Despite the tabloid headlines swirling around Mike Vrabel and Dianna Russini, the NFL is adopting a strictly hand-off approach when it comes to teams making fun of each other during Thursday night’s schedule release.

The annual schedule release is the one day of the year when NFL teams are unofficially allowed to mock each other. With TMZ Sports and the New York Post still on the warpath, you’d think the league would step in to try to declare the Vrabel scandal off-limits. Right?

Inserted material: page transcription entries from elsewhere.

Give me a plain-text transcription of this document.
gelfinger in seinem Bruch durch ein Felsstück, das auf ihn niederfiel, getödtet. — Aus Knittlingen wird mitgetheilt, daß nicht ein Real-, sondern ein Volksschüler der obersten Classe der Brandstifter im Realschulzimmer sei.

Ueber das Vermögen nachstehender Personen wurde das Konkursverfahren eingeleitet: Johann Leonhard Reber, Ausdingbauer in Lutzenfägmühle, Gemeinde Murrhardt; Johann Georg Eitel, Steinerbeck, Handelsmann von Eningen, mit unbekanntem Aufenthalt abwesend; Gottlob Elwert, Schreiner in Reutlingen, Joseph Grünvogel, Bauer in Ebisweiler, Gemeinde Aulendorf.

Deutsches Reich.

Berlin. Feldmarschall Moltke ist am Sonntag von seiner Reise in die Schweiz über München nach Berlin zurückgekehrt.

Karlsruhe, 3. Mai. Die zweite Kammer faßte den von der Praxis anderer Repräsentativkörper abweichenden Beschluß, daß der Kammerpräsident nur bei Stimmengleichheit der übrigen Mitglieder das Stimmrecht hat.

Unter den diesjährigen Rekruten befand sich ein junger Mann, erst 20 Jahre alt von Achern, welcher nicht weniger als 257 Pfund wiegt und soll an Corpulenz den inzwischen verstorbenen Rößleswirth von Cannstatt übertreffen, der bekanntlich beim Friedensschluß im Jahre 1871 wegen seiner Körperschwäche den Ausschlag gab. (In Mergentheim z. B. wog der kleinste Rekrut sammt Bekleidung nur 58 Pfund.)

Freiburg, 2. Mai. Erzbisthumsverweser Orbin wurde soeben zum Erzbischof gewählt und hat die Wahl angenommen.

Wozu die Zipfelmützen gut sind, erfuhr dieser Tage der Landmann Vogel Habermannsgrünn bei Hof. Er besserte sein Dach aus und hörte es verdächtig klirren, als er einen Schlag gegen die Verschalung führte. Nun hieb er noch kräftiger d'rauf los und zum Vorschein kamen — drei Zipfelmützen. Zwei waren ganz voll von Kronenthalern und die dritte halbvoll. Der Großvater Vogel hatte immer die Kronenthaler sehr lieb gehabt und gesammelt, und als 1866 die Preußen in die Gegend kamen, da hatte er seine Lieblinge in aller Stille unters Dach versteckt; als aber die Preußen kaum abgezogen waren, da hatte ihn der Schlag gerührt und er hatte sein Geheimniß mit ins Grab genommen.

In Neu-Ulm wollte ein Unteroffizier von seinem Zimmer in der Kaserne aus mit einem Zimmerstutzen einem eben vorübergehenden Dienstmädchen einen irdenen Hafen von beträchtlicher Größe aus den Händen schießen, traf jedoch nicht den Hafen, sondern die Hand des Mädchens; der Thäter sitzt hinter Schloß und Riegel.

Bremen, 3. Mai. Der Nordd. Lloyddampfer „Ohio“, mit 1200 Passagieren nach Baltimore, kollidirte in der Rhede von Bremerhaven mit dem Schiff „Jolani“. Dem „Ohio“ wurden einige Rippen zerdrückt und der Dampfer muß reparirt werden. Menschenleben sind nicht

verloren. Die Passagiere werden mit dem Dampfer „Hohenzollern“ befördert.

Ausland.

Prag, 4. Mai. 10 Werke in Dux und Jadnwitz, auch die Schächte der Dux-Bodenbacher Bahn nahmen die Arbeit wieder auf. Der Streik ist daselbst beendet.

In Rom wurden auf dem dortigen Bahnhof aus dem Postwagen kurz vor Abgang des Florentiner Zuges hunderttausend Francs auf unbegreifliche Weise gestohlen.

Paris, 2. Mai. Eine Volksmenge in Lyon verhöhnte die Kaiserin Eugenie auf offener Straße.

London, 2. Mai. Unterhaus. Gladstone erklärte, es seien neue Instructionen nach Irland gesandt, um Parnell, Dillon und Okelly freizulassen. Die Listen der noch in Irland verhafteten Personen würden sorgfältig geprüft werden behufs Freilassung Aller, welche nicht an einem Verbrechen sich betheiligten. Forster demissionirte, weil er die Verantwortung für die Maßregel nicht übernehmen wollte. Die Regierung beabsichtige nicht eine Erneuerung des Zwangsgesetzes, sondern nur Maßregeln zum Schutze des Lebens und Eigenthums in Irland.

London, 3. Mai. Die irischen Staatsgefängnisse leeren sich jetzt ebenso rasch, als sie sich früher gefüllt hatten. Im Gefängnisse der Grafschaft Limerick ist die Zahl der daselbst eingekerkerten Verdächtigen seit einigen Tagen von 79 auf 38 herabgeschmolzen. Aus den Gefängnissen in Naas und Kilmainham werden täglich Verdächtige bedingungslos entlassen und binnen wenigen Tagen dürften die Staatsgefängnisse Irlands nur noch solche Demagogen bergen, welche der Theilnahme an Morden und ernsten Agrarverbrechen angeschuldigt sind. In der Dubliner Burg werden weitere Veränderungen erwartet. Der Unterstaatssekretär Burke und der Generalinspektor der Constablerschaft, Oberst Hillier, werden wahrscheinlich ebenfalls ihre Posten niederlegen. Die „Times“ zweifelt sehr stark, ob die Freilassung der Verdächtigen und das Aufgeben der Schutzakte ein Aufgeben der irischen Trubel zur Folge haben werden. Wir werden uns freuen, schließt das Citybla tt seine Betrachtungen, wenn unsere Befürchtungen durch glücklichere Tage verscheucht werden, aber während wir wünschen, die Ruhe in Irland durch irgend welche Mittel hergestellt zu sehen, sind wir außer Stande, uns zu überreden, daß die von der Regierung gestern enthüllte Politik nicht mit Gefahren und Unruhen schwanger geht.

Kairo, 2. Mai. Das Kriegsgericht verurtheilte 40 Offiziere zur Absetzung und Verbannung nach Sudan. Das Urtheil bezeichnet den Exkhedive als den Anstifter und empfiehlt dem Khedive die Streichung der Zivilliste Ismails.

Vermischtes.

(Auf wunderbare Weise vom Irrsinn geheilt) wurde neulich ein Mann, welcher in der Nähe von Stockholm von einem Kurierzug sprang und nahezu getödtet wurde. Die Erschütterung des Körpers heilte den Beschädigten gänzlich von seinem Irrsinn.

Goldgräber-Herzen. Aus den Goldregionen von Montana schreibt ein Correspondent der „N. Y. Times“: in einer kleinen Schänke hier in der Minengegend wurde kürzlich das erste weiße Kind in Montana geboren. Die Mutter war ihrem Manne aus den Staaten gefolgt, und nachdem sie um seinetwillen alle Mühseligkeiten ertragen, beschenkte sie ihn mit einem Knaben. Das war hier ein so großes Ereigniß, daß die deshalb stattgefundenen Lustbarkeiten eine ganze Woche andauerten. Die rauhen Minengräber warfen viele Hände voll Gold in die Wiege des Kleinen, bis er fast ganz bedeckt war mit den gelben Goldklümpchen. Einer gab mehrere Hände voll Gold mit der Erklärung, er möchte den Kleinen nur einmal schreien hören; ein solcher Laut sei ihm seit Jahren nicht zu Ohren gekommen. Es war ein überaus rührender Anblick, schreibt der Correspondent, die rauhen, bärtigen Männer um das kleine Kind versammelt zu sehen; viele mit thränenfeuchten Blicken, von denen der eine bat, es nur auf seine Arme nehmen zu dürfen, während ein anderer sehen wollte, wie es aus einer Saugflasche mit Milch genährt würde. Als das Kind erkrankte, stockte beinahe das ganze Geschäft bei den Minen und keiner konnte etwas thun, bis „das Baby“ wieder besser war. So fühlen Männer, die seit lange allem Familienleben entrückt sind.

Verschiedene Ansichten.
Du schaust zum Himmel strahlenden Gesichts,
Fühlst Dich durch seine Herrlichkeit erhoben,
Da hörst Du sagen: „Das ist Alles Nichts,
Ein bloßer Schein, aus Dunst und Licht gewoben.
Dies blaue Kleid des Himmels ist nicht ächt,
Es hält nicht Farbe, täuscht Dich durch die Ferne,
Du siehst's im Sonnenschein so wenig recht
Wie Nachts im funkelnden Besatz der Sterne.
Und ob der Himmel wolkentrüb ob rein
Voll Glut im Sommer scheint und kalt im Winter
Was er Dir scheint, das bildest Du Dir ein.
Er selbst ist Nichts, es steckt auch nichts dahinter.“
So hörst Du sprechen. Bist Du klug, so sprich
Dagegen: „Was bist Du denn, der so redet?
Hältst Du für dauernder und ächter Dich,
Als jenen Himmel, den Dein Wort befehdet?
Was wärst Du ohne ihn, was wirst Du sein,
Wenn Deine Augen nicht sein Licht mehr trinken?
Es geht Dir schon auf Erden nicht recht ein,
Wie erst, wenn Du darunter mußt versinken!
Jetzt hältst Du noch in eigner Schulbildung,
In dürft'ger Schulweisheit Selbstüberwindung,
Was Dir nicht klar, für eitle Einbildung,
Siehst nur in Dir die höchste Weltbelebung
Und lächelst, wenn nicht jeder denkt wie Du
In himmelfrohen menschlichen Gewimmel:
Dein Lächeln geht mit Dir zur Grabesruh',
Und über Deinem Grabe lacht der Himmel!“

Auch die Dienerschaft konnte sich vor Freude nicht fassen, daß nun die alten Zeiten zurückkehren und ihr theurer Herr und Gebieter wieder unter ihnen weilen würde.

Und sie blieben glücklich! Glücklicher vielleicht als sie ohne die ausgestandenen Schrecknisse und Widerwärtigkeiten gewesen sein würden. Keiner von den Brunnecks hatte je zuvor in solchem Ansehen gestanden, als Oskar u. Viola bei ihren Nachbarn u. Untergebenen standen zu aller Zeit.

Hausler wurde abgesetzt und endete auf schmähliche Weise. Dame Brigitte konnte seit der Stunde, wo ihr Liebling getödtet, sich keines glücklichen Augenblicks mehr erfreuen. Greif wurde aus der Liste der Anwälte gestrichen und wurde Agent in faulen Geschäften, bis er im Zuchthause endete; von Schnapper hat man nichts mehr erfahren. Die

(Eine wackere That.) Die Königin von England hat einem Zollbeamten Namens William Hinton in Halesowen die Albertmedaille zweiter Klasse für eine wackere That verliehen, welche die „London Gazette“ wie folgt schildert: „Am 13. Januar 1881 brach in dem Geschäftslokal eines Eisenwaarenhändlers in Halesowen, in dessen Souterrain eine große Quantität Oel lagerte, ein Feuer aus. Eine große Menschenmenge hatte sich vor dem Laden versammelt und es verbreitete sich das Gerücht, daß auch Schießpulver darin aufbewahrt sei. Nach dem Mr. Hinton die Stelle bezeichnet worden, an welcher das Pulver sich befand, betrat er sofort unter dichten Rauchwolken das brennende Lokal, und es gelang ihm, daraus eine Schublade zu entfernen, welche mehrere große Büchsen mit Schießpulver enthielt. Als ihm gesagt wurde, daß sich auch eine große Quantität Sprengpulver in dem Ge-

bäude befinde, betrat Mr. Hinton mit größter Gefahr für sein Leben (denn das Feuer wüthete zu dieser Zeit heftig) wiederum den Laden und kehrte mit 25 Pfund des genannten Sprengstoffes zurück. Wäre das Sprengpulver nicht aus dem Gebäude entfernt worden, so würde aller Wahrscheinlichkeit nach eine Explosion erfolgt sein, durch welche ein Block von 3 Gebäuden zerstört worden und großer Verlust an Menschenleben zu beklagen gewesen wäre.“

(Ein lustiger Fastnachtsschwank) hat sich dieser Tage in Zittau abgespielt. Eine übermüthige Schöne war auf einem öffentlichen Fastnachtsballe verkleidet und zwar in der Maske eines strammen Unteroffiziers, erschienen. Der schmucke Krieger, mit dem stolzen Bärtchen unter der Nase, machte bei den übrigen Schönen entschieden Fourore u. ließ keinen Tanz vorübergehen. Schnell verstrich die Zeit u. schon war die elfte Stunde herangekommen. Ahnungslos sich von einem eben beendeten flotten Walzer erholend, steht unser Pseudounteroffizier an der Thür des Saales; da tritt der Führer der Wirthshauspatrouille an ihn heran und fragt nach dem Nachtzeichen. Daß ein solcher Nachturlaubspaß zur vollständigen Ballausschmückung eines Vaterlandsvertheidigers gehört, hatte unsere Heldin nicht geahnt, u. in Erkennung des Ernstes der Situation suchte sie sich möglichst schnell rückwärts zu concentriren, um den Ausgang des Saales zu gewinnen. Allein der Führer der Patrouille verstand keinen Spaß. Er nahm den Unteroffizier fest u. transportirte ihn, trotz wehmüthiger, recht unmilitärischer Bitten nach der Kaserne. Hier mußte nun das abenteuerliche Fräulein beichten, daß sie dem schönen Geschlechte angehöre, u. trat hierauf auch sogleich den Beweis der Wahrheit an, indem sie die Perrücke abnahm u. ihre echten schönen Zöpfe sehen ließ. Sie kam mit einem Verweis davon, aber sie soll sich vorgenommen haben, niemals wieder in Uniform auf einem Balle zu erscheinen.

Wrong. The NFL is taking the opposite approach, sources tell Front Office Sports. The league is not reviewing videos in advance. Instead, clubs will continue to control the content of their memes and videos from start to finish. The young, aggressive, social media wags at all 32 clubs will be free to mock Vrabel and the Patriots if they wish.

Either way, executives from NFL headquarters are not getting involved in the annual Super Bowl of social media. Especially since Charles Barkley’s Inside the NBA already went there on ESPN by showing Vrabel and Russini in the pose made famous by the movie Titanic.

“This is the day when teams are licensed to poke fun at each other. The (Vrabel story) has become such a public matter that teams can take the shot. You may get a call from the Patriots. But the league is not going to get involved,” one source tells FOS. “The only time Park Avenue messages the teams is around labor, CBA, or the refs. The moments when they’re trying to negotiate—and they want everyone on message. If the Jets, Bills, or Chargers choose to ridicule Vrabel, that’s an issue between the teams. The league doesn’t need to mediate that.”